My wife and I waited in a line that snaked down the church steps. We were there to pay our respects to the family of a friend. The funeral director approached us. Even though we no longer lived in the town where I grew up, our paths had not been totally different since high school. I eventually ended up in radio. He found himself in the funeral business by way of country music.
We spoke about the friend who had passed, he hugged my wife, and then the funeral director said, “Tell your mom I’ll put that dented coffin in her garage.”
Perhaps my mouth hung open.
“There’s nothing wrong with it,” my old friend said. “It still closes and it’s never been used. It’s just got this big dent on one end and I told her I’d give her a real good price.”
Just for the sake of saying something I asked what it looked like. The dented coffin was white, and offered a plush, pink interior.
I immediately wondered if my mother was trying to get more mileage out of her lifelong companion. Maybe she planned to prop that coffin on two saw-horses in the garage. He would see it every day as he left for work and when he came home, just in case he was getting a little life weary. She was probably betting my father would live another twenty years just to keep from being buried in anything pink.
I didn’t have more time to consider my mother’s dented coffin because we entered the church.

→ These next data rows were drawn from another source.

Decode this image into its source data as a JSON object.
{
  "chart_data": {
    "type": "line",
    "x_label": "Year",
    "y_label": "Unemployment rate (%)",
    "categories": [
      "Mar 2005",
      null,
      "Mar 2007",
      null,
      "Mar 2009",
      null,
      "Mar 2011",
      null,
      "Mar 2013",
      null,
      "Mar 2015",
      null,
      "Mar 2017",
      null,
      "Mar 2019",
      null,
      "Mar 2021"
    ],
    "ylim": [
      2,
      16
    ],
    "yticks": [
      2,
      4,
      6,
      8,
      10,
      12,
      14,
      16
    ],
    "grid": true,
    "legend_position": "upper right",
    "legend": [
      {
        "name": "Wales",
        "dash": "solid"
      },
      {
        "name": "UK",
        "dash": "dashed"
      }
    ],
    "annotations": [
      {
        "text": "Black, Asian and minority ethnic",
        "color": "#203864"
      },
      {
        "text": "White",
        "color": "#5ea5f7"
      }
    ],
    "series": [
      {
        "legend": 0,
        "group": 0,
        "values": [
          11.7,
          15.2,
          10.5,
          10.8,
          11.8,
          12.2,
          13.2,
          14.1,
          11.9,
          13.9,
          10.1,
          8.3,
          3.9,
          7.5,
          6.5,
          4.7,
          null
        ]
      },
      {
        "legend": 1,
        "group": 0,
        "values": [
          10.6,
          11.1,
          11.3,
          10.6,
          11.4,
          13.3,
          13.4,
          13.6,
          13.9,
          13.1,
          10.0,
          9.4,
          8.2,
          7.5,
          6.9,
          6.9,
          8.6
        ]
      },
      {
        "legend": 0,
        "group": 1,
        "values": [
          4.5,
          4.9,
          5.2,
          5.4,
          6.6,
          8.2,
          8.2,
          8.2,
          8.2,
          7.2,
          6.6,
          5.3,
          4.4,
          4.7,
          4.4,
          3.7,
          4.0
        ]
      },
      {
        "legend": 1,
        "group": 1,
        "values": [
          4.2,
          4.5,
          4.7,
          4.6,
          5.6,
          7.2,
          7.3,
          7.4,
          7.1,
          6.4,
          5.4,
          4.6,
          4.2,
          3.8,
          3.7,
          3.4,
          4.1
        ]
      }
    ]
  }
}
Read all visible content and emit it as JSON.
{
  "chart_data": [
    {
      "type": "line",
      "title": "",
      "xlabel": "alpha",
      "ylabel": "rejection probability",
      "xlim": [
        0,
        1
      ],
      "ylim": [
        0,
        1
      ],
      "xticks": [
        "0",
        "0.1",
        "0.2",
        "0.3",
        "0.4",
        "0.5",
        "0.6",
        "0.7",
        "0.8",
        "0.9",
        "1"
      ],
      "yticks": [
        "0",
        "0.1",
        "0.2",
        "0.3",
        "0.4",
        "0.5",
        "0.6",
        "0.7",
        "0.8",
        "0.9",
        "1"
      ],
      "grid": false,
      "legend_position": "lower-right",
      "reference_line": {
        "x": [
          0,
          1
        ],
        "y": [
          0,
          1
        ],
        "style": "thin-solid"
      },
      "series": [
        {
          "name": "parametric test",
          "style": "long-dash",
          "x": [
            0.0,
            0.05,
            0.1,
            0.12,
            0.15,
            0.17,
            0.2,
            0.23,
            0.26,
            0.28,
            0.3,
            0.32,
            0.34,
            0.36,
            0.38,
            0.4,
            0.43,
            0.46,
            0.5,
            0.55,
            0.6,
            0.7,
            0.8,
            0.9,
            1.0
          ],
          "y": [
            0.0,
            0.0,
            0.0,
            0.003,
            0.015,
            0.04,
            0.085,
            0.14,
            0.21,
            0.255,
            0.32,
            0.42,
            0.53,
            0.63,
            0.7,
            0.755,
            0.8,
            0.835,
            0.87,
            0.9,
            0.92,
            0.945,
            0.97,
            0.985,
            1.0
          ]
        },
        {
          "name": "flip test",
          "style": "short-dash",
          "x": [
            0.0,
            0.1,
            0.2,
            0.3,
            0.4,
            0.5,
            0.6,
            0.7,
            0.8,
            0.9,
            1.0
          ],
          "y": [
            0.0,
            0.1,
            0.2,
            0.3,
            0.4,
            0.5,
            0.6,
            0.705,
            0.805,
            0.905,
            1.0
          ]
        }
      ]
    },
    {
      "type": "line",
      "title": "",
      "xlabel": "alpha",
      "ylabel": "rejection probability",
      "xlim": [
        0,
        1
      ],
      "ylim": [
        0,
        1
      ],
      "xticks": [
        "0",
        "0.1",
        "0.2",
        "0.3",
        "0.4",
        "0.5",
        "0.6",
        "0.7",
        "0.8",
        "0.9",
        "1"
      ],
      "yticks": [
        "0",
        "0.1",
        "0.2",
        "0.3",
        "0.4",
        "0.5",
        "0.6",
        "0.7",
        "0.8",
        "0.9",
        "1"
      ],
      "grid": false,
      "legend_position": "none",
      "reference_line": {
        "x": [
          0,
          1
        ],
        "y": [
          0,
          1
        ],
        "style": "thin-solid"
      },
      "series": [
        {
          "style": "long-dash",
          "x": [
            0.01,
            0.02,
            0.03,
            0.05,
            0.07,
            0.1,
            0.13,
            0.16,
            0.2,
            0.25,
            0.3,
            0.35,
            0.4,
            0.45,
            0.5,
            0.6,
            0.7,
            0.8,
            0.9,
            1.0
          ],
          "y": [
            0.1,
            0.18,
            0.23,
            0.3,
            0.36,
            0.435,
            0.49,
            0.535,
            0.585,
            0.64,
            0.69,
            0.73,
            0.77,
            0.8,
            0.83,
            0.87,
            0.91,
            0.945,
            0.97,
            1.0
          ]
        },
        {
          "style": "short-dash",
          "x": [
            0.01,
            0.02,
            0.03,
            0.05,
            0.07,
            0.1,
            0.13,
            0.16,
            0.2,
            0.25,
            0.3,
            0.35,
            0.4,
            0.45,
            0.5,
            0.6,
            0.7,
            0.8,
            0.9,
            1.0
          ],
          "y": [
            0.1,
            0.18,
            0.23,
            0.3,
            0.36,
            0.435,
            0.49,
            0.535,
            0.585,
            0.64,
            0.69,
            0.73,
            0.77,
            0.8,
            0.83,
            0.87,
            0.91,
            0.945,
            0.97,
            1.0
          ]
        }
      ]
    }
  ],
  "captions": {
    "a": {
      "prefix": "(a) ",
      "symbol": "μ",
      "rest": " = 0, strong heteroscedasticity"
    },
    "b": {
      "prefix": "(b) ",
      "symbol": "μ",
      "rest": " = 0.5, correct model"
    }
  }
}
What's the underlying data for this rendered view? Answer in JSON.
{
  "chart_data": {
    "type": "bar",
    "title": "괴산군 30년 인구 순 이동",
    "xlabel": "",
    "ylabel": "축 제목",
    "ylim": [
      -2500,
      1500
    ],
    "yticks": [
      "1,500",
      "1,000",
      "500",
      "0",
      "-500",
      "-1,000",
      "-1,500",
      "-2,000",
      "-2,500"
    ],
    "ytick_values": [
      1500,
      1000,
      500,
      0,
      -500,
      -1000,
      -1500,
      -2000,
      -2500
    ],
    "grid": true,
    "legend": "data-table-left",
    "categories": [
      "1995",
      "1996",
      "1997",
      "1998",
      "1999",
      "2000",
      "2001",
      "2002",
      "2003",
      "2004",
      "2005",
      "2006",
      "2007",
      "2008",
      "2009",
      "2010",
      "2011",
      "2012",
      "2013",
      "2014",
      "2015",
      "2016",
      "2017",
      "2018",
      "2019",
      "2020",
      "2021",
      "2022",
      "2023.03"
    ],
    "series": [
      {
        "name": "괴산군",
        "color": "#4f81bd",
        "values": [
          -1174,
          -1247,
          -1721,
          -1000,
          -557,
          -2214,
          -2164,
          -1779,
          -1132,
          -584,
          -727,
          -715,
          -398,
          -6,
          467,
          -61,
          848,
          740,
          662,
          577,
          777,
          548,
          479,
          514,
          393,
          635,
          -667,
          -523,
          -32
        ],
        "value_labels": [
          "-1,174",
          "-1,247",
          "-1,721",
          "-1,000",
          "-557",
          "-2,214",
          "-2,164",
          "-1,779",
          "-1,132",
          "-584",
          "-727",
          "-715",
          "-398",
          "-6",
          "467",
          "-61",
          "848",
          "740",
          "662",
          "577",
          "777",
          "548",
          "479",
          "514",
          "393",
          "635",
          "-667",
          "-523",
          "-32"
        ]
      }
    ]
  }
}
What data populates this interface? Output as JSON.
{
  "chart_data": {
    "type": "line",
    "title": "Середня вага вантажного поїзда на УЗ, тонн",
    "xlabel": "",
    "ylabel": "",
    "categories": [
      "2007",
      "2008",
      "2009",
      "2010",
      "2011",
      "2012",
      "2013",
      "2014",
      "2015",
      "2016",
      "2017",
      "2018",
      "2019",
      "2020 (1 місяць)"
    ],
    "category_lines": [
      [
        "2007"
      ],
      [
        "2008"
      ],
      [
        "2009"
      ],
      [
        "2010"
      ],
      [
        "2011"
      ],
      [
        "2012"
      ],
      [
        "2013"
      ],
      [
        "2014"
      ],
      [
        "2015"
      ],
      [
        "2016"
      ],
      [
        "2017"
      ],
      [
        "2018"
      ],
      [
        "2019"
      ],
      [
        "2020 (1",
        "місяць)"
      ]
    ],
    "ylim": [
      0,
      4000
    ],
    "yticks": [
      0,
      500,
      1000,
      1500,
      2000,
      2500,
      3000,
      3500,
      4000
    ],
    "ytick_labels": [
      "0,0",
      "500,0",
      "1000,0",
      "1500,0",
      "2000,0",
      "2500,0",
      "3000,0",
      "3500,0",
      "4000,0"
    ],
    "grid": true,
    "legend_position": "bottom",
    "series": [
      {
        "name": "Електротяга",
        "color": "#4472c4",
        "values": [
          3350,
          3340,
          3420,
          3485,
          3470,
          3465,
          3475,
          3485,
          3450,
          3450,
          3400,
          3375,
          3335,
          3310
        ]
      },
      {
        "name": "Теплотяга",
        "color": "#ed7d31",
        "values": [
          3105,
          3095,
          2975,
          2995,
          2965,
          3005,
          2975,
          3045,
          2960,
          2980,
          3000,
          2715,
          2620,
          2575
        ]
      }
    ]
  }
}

The family we had come to see stood along the front, meeting person after person who filed past to pay their respects. The woman who died had been smart, opinionated, beautiful, and wonderfully Southern. When we reached the front of the room, I looked into to the eyes of her husband and tried to imagine myself on his side of our exchange. I could not. The burden of what was before him and the weight of what he had endured was etched in his face. He had seen and was seeing things I could not comprehend.
I had no idea what to say.
At these times, there are few among us who really know what to say or how to say it. My wife does. But many of us stumble down the line, mumble something about loss, and try to get clear as quickly as we can. On this day, the father who was about to bury his daughter bragged about some cheese-straws my mother had delivered to the heartbroken family. The mother who had lost her child hugged me and thanked me for taking the time to come. And the woman who had just lost her sister asked about my family, calling me by name among the hundreds who were lined up to pay their respects, even though we had not seen each other in years. I offered little, other than my physical presence. I could not think of anything to impart that was close to worthy of what they had lost. And, they sensed that discomfort in me and compensated for it. That’s how funerals go sometimes. The bereaved work hard to ease the comforters.
And I’m not being hard on myself. Having been to plenty of funerals, I’ve seen those who are trained to provide solace struggle to speak about loss in a meaningful way. I often wonder if the mourners in the front of the church, staring up at whoever is delivering the eulogy, only hear the teacher from Charlie Brown and a dull string of noises that mean nothing. Or are they clinging to every word because it is the last time someone will speak about their loved one before they are lowered into the ground?
I don’t know. It is probably a little bit of both.
Throughout history, it meant something for people to say you died well after you were gone. I will not die well. If I have time to consider my coming demise, I am going pass from this world like a kidney stone. Even now, when I enter a room, I check out the people in it to see who I do, and do not, want providing resuscitation should I pass out. I constantly keep a mental score of exercises skipped, fried meals eaten, and drinks imbibed, hoping that my behavior, or lack of it, might have a direct impact on my day of reckoning.
Despite the problems I think I have, and the fact that we all exist on borrowed time, just being in the church that day made me want to live longer and better. I didn’t comfort anyone at the funeral, but, indirectly, it comforted me. I’m still here. I’ll speak to death at as later date, even though I know it is waiting. Not unlike a dented coffin, on two saw-horses in a garage.